# Tired of Cliché Datasets? Here are 18 Awesome Alternatives From All Domains
## Unique datasets ranging from microbiology to sports!
![](images/unsplash.jpg)
<figcaption style="text-align: center;">
    <strong>
        Photo by 
        <a href='https://unsplash.com/@dogukan?utm_source=unsplash&utm_medium=referral&utm_content=creditCopyText'> Doğukan Şahin</a>
        on 
        <a href='https://unsplash.com/s/photos/tired?utm_source=unsplash&utm_medium=referral&utm_content=creditCopyText'>Pexels.</a> All images are by the author unless specified otherwise.
    </strong>
</figcaption>

### Setup

In [75]:
import warnings

import datapane as dp
import gdown
import matplotlib.pyplot as plt
import numpy as np
import pandas as pd
import seaborn as sns
from matplotlib import rcParams

rcParams["xtick.labelsize"] = 15
rcParams["ytick.labelsize"] = 15

warnings.filterwarnings("ignore")

In [76]:
def publish_report(dataset, name):
    dp.Report(dp.DataTable(dataset.head(10))).upload(name=name, open=True)

"I'm going to throw up over my RGB backlit-keyboard *so hard* if I see one more person using Titanic, Iris, Wine or Boston datasets!"

This is the (slightly exagerrated) feeling you might gradually develop after being a data science learner for a while.

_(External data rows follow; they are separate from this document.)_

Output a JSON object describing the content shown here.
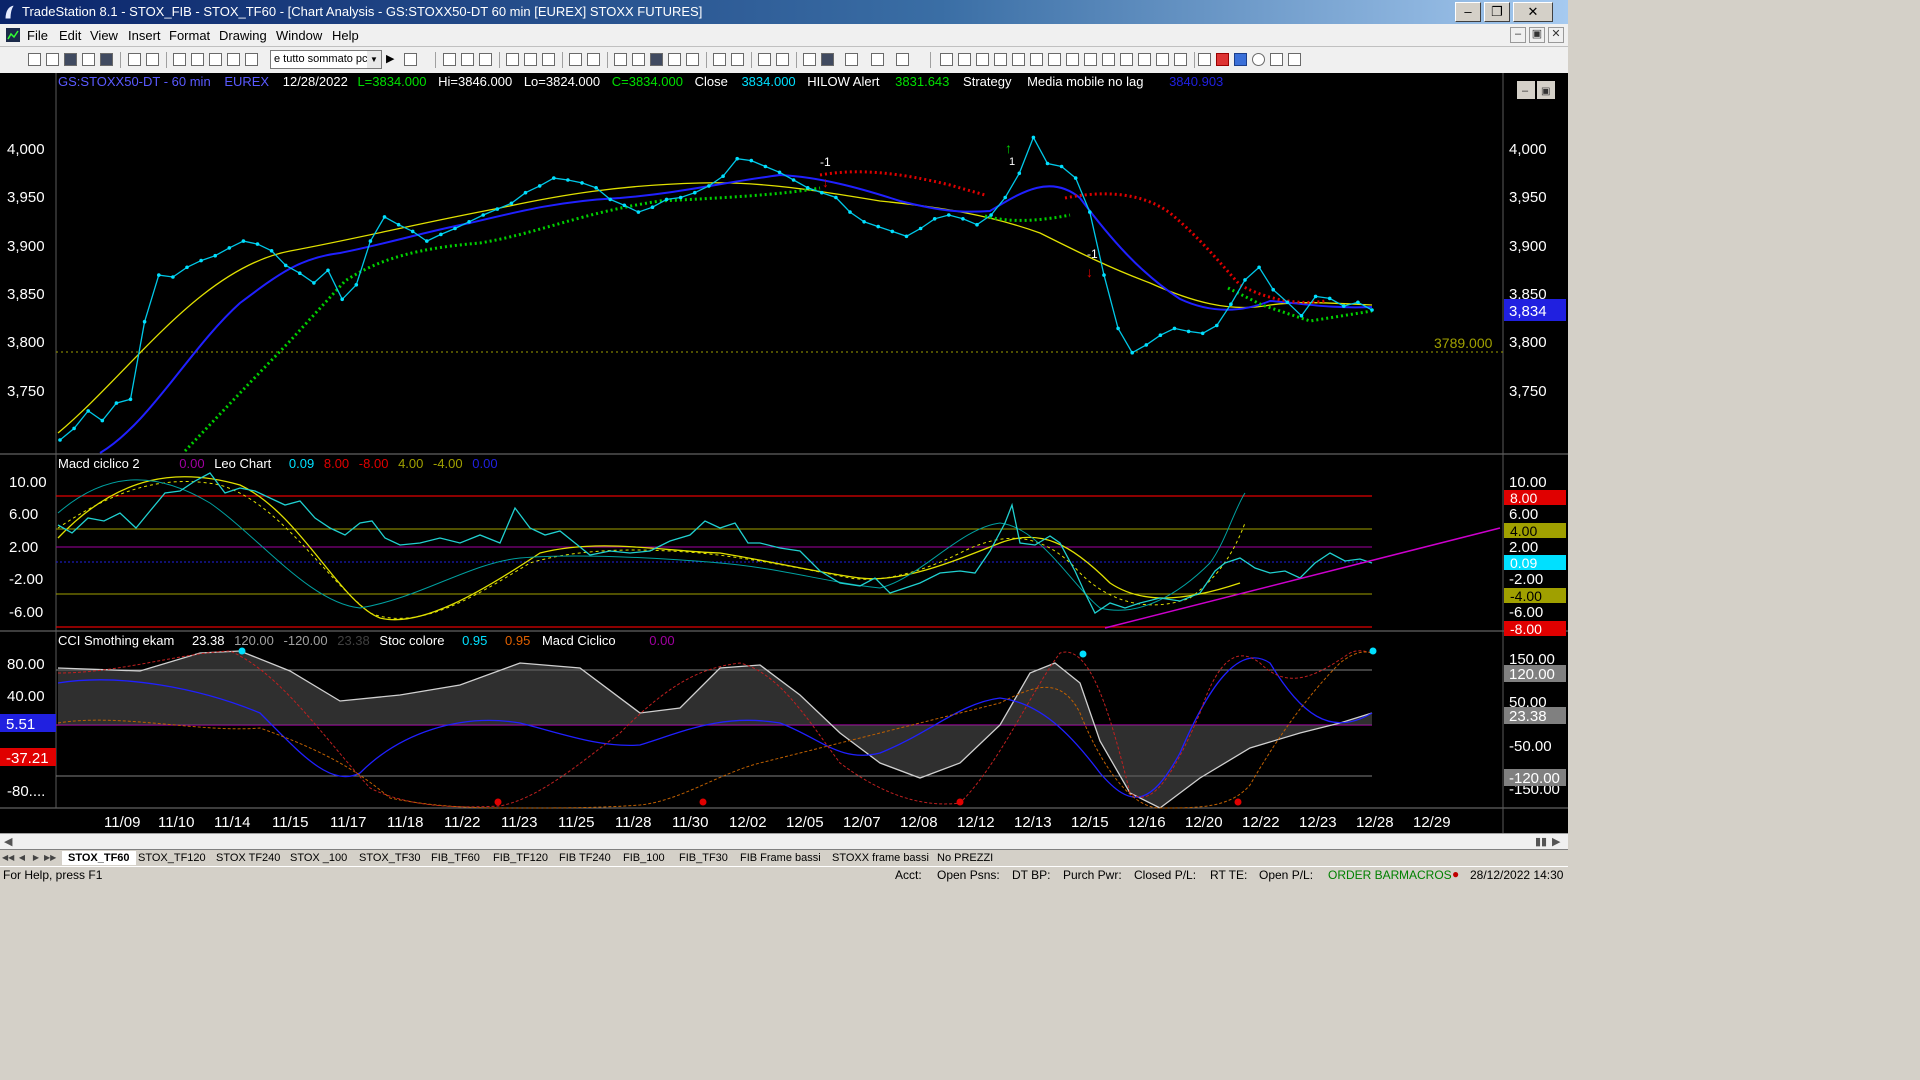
{
  "window": {
    "title": "TradeStation 8.1 - STOX_FIB - STOX_TF60 - [Chart Analysis - GS:STOXX50-DT  60 min  [EUREX] STOXX FUTURES]"
  },
  "menu": [
    "File",
    "Edit",
    "View",
    "Insert",
    "Format",
    "Drawing",
    "Window",
    "Help"
  ],
  "toolbar": {
    "combo_value": "e tutto sommato pc"
  },
  "chart": {
    "header": {
      "symbol": "GS:STOXX50-DT - 60 min",
      "exchange": "EUREX",
      "date": "12/28/2022",
      "last": "L=3834.000",
      "high": "Hi=3846.000",
      "low": "Lo=3824.000",
      "close_c": "C=3834.000",
      "close_label": "Close",
      "close_value": "3834.000",
      "hilow_label": "HILOW Alert",
      "hilow_value": "3831.643",
      "strategy_label": "Strategy",
      "mm_label": "Media mobile no lag",
      "mm_value": "3840.903"
    },
    "price_axis": [
      "4,000",
      "3,950",
      "3,900",
      "3,850",
      "3,800",
      "3,750"
    ],
    "current_price_tag": "3,834",
    "hline_label": "3789.000",
    "markers": {
      "minus1_a": "-1",
      "minus1_b": "-1",
      "one": "1"
    },
    "panel2": {
      "header": {
        "name": "Macd ciclico 2",
        "v0": "0.00",
        "name2": "Leo Chart",
        "v1": "0.09",
        "v2": "8.00",
        "v3": "-8.00",
        "v4": "4.00",
        "v5": "-4.00",
        "v6": "0.00"
      },
      "left_axis": [
        "10.00",
        "6.00",
        "2.00",
        "-2.00",
        "-6.00"
      ],
      "right_axis": [
        "10.00",
        "6.00",
        "2.00",
        "-2.00",
        "-6.00"
      ],
      "tags": {
        "red_top": "8.00",
        "olive_top": "4.00",
        "cyan": "0.09",
        "olive_bot": "-4.00",
        "red_bot": "-8.00"
      }
    },
    "panel3": {
      "header": {
        "name": "CCI Smothing ekam",
        "v1": "23.38",
        "v2": "120.00",
        "v3": "-120.00",
        "v4": "23.38",
        "name2": "Stoc colore",
        "v5": "0.95",
        "v6": "0.95",
        "name3": "Macd Ciclico",
        "v7": "0.00"
      },
      "left_axis": [
        "80.00",
        "40.00",
        "-80...."
      ],
      "left_tag_blue": "5.51",
      "left_tag_red": "-37.21",
      "right_axis": [
        "150.00",
        "50.00",
        "-50.00",
        "-150.00"
      ],
      "right_tags": {
        "t120": "120.00",
        "t2338": "23.38",
        "tm120": "-120.00"
      }
    },
    "dates": [
      "11/09",
      "11/10",
      "11/14",
      "11/15",
      "11/17",
      "11/18",
      "11/22",
      "11/23",
      "11/25",
      "11/28",
      "11/30",
      "12/02",
      "12/05",
      "12/07",
      "12/08",
      "12/12",
      "12/13",
      "12/15",
      "12/16",
      "12/20",
      "12/22",
      "12/23",
      "12/28",
      "12/29"
    ],
    "close_series": [
      3700,
      3712,
      3730,
      3720,
      3738,
      3742,
      3822,
      3870,
      3868,
      3878,
      3885,
      3890,
      3898,
      3905,
      3902,
      3895,
      3880,
      3872,
      3862,
      3875,
      3845,
      3860,
      3905,
      3930,
      3922,
      3915,
      3905,
      3912,
      3918,
      3925,
      3932,
      3938,
      3944,
      3955,
      3962,
      3970,
      3968,
      3965,
      3960,
      3948,
      3942,
      3935,
      3940,
      3948,
      3950,
      3955,
      3962,
      3972,
      3990,
      3988,
      3982,
      3976,
      3968,
      3960,
      3955,
      3950,
      3935,
      3925,
      3920,
      3915,
      3910,
      3918,
      3928,
      3932,
      3928,
      3922,
      3932,
      3950,
      3975,
      4012,
      3985,
      3982,
      3970,
      3935,
      3870,
      3815,
      3790,
      3798,
      3808,
      3815,
      3812,
      3810,
      3818,
      3840,
      3865,
      3878,
      3855,
      3842,
      3828,
      3848,
      3846,
      3838,
      3842,
      3834
    ]
  },
  "tabs": [
    "STOX_TF60",
    "STOX_TF120",
    "STOX TF240",
    "STOX _100",
    "STOX_TF30",
    "FIB_TF60",
    "FIB_TF120",
    "FIB TF240",
    "FIB_100",
    "FIB_TF30",
    "FIB Frame bassi",
    "STOXX frame bassi",
    "No PREZZI"
  ],
  "status": {
    "help": "For Help, press F1",
    "acct": "Acct:",
    "open_psns": "Open Psns:",
    "dt_bp": "DT BP:",
    "purch": "Purch Pwr:",
    "closed_pl": "Closed P/L:",
    "rt_te": "RT TE:",
    "open_pl": "Open P/L:",
    "order_bar": "ORDER BAR",
    "macros": "MACROS",
    "datetime": "28/12/2022 14:30"
  },
  "colors": {
    "price_dots": "#00e0ff",
    "ma_blue": "#2020ff",
    "ma_yellow": "#e0e000",
    "psar_green": "#00d000",
    "psar_red": "#e00000",
    "magenta": "#cc00cc"
  }
}
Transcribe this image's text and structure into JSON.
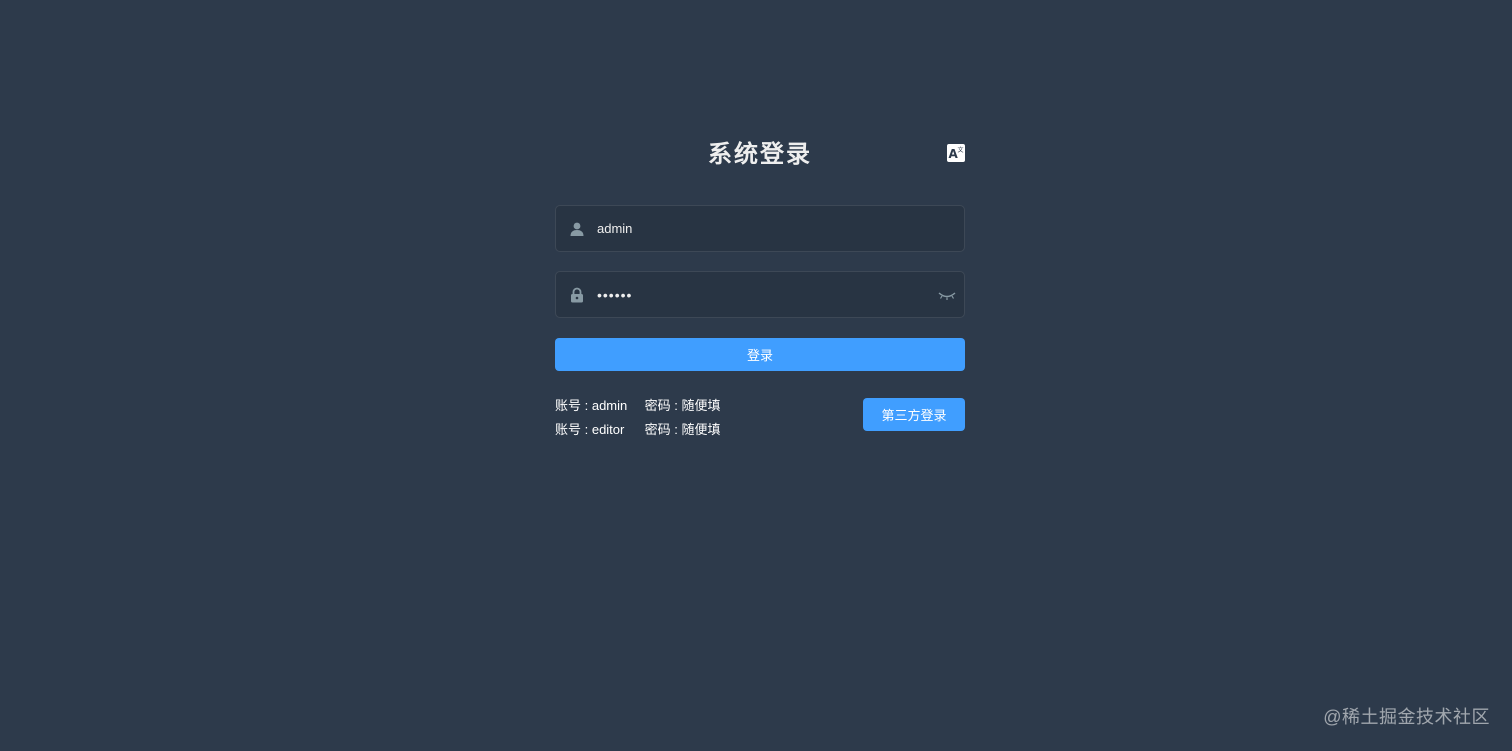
{
  "login": {
    "title": "系统登录",
    "lang_switch_icon": "translate-icon",
    "username": {
      "value": "admin",
      "icon": "user-icon"
    },
    "password": {
      "value": "123456",
      "icon": "lock-icon",
      "toggle_icon": "eye-closed-icon"
    },
    "submit_label": "登录"
  },
  "tips": [
    {
      "account": "账号 : admin",
      "password": "密码 : 随便填"
    },
    {
      "account": "账号 : editor",
      "password": "密码 : 随便填"
    }
  ],
  "third_party_label": "第三方登录",
  "watermark": "@稀土掘金技术社区",
  "colors": {
    "background": "#2d3a4b",
    "input_background": "#283443",
    "primary": "#409eff",
    "title_text": "#eeeeee"
  }
}
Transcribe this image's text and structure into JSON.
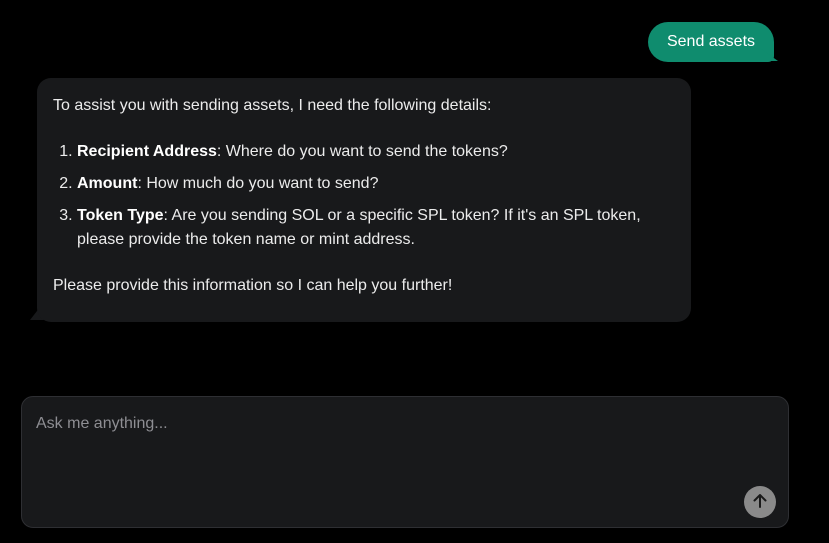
{
  "messages": {
    "user": {
      "text": "Send assets"
    },
    "assistant": {
      "intro": "To assist you with sending assets, I need the following details:",
      "items": [
        {
          "label": "Recipient Address",
          "text": ": Where do you want to send the tokens?"
        },
        {
          "label": "Amount",
          "text": ": How much do you want to send?"
        },
        {
          "label": "Token Type",
          "text": ": Are you sending SOL or a specific SPL token? If it's an SPL token, please provide the token name or mint address."
        }
      ],
      "outro": "Please provide this information so I can help you further!"
    }
  },
  "composer": {
    "placeholder": "Ask me anything...",
    "send_icon": "arrow-up-icon"
  },
  "colors": {
    "background": "#000000",
    "user_bubble": "#0f8c6e",
    "assistant_bubble": "#18191b",
    "send_button": "#8a8a8a"
  }
}
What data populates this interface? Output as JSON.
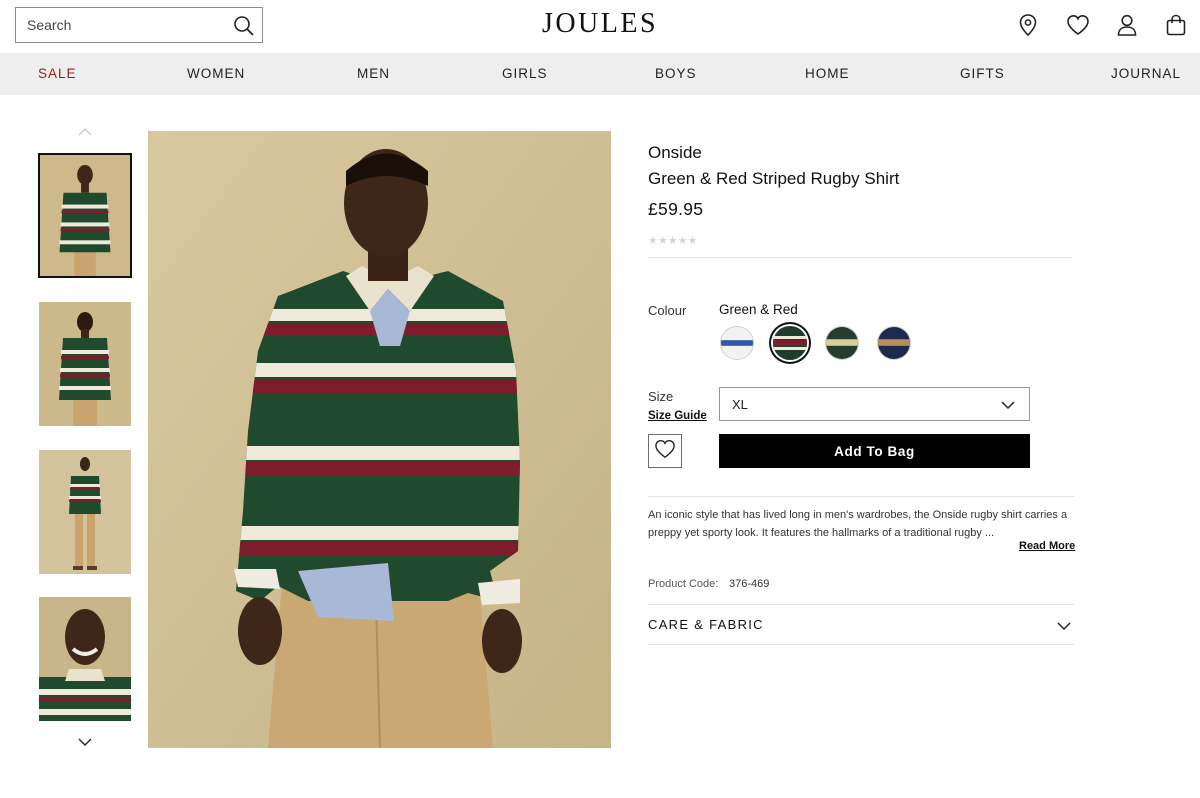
{
  "header": {
    "search_placeholder": "Search",
    "logo": "JOULES",
    "icons": [
      "location-pin-icon",
      "heart-icon",
      "user-icon",
      "bag-icon"
    ]
  },
  "nav": {
    "items": [
      "SALE",
      "WOMEN",
      "MEN",
      "GIRLS",
      "BOYS",
      "HOME",
      "GIFTS",
      "JOURNAL"
    ],
    "sale_color": "#9b1c1c"
  },
  "gallery": {
    "thumbnails": [
      "front",
      "back",
      "full-length",
      "close-up"
    ],
    "selected_index": 0,
    "up_icon": "chevron-up-icon",
    "down_icon": "chevron-down-icon"
  },
  "product": {
    "brand": "Onside",
    "name": "Green & Red Striped Rugby Shirt",
    "price": "£59.95",
    "rating_stars": "★★★★★",
    "rating_value": 0,
    "colour_label": "Colour",
    "colour_value": "Green & Red",
    "swatches": [
      {
        "name": "White & Blue",
        "base": "#f2f2f0",
        "stripe": "#2e5aa8"
      },
      {
        "name": "Green & Red",
        "base": "#1e3d2a",
        "stripe": "#7a1f2e",
        "selected": true
      },
      {
        "name": "Green & Cream",
        "base": "#243d2c",
        "stripe": "#d9cc9a"
      },
      {
        "name": "Navy & Tan",
        "base": "#1d2a4d",
        "stripe": "#b88d5a"
      }
    ],
    "size_label": "Size",
    "size_guide": "Size Guide",
    "size_value": "XL",
    "add_to_bag": "Add To Bag",
    "description": "An iconic style that has lived long in men's wardrobes, the Onside rugby shirt carries a preppy yet sporty look. It features the hallmarks of a traditional rugby ...",
    "read_more": "Read More",
    "product_code_label": "Product Code:",
    "product_code": "376-469",
    "care_heading": "CARE & FABRIC"
  },
  "colors": {
    "shirt_green": "#1f4a2d",
    "stripe_red": "#7c1c2c",
    "stripe_cream": "#efe9dc",
    "background": "#cfbf92",
    "chino": "#c9a874",
    "button": "#000000"
  }
}
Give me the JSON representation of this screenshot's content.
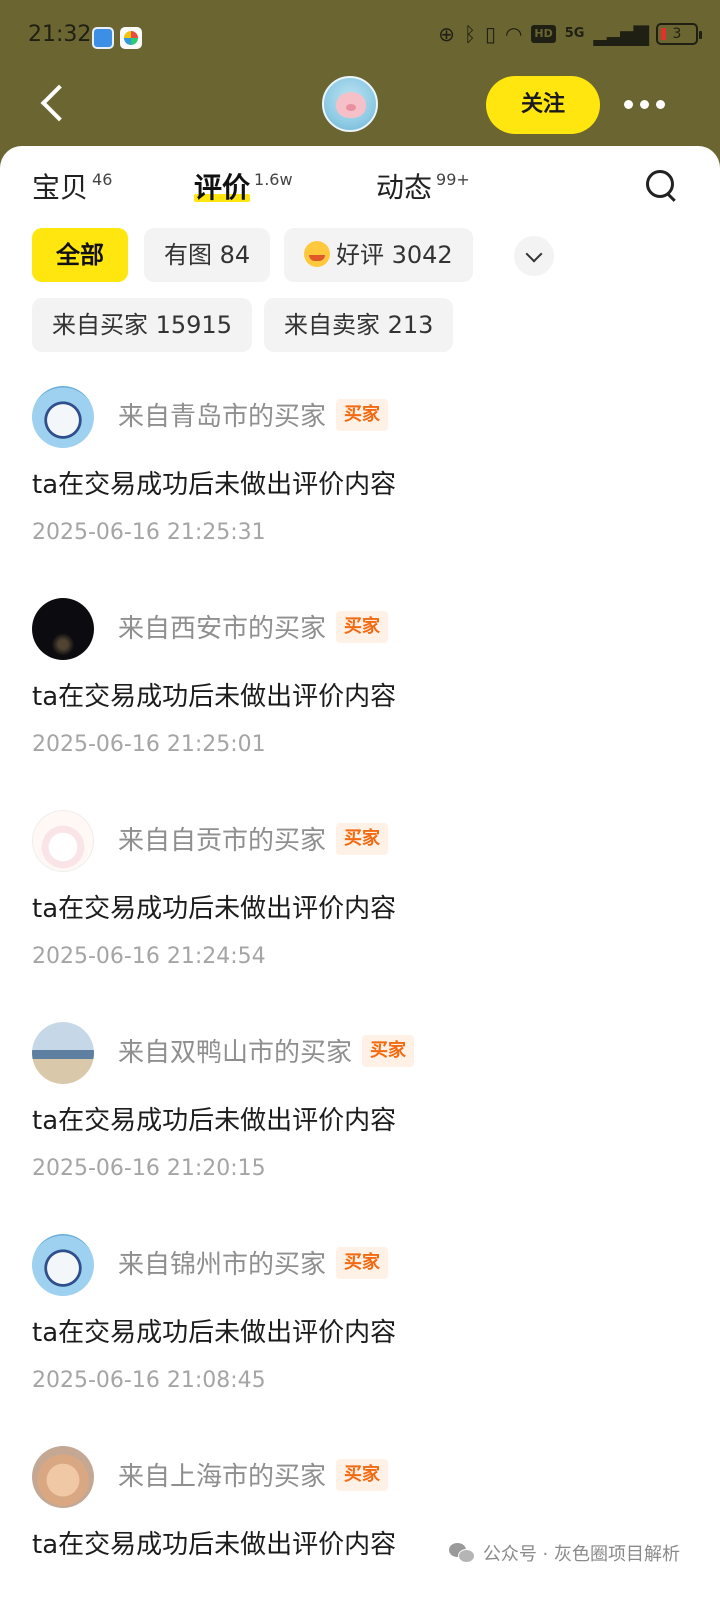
{
  "status_bar": {
    "time": "21:32",
    "network": "5G",
    "hd": "HD",
    "battery": "3"
  },
  "header": {
    "follow_label": "关注"
  },
  "tabs": [
    {
      "label": "宝贝",
      "count": "46"
    },
    {
      "label": "评价",
      "count": "1.6w"
    },
    {
      "label": "动态",
      "count": "99+"
    }
  ],
  "filters": {
    "all": "全部",
    "with_image": "有图 84",
    "good": "好评 3042",
    "from_buyer": "来自买家 15915",
    "from_seller": "来自卖家 213"
  },
  "reviews": [
    {
      "name": "来自青岛市的买家",
      "badge": "买家",
      "text": "ta在交易成功后未做出评价内容",
      "time": "2025-06-16 21:25:31"
    },
    {
      "name": "来自西安市的买家",
      "badge": "买家",
      "text": "ta在交易成功后未做出评价内容",
      "time": "2025-06-16 21:25:01"
    },
    {
      "name": "来自自贡市的买家",
      "badge": "买家",
      "text": "ta在交易成功后未做出评价内容",
      "time": "2025-06-16 21:24:54"
    },
    {
      "name": "来自双鸭山市的买家",
      "badge": "买家",
      "text": "ta在交易成功后未做出评价内容",
      "time": "2025-06-16 21:20:15"
    },
    {
      "name": "来自锦州市的买家",
      "badge": "买家",
      "text": "ta在交易成功后未做出评价内容",
      "time": "2025-06-16 21:08:45"
    },
    {
      "name": "来自上海市的买家",
      "badge": "买家",
      "text": "ta在交易成功后未做出评价内容",
      "time": ""
    }
  ],
  "watermark": "公众号 · 灰色圈项目解析",
  "colors": {
    "header_bg": "#6b6631",
    "accent_yellow": "#ffe60f",
    "badge_orange": "#f26a12"
  }
}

You just can't help it - everyone wants the easy thing. Beginners use these datasets because they are stupidly straightforwad; most course creators and bloggers use them because they are just a single Google search away (or even bookmarked).

In 85+ articles I have written, I honestly can't remember using any of those clichés (if my memory is letting me down and *did* use them one or more times, I appologize!). This is mainly thanks to the many, many hours I have spent in search of a good dataset and deliver content in novel ways to my precious audience. 

Today, I have decided to share a list of curated example datasets I used in my posts and as part of my own learning. Some of them are even part of a bigger article I am working on (to be published soon). In the meantime, enjoy!

# Regression datasets

## 1️⃣. Diamond prices and carat regression

My favorite from this list is the diamonds dataset. It is ideal in length for practice (+50k samples) and have multiple targets you can predict as a regression or a multi-class classification task:

https://datapane.com/u/bextuychiev/reports/diamonds/

**🎯 Targets: 'carat' or 'price'**

**🔗 Link: [Kaggle](https://www.kaggle.com/shivam2503/diamondshttps://www.kaggle.com/shivam2503/diamonds)**

**📦Dimensions: (53940, 10)**

**⚙Missing values: No**

**[📚Starter notebook](https://www.kaggle.com/fuzzywizard/diamonds-in-depth-analysishttps://www.kaggle.com/fuzzywizard/diamonds-in-depth-analysis)**

## 2️⃣. Age of Abalone shells

This is a rather unique dataset from the field of zoology. The task is to predict the age of Abalone shells (a type of mollusc) using several physical measurements. Traditionally, their age are found by cutting through their cone, staining them and counting the number of rings inside the shell under a microscope. 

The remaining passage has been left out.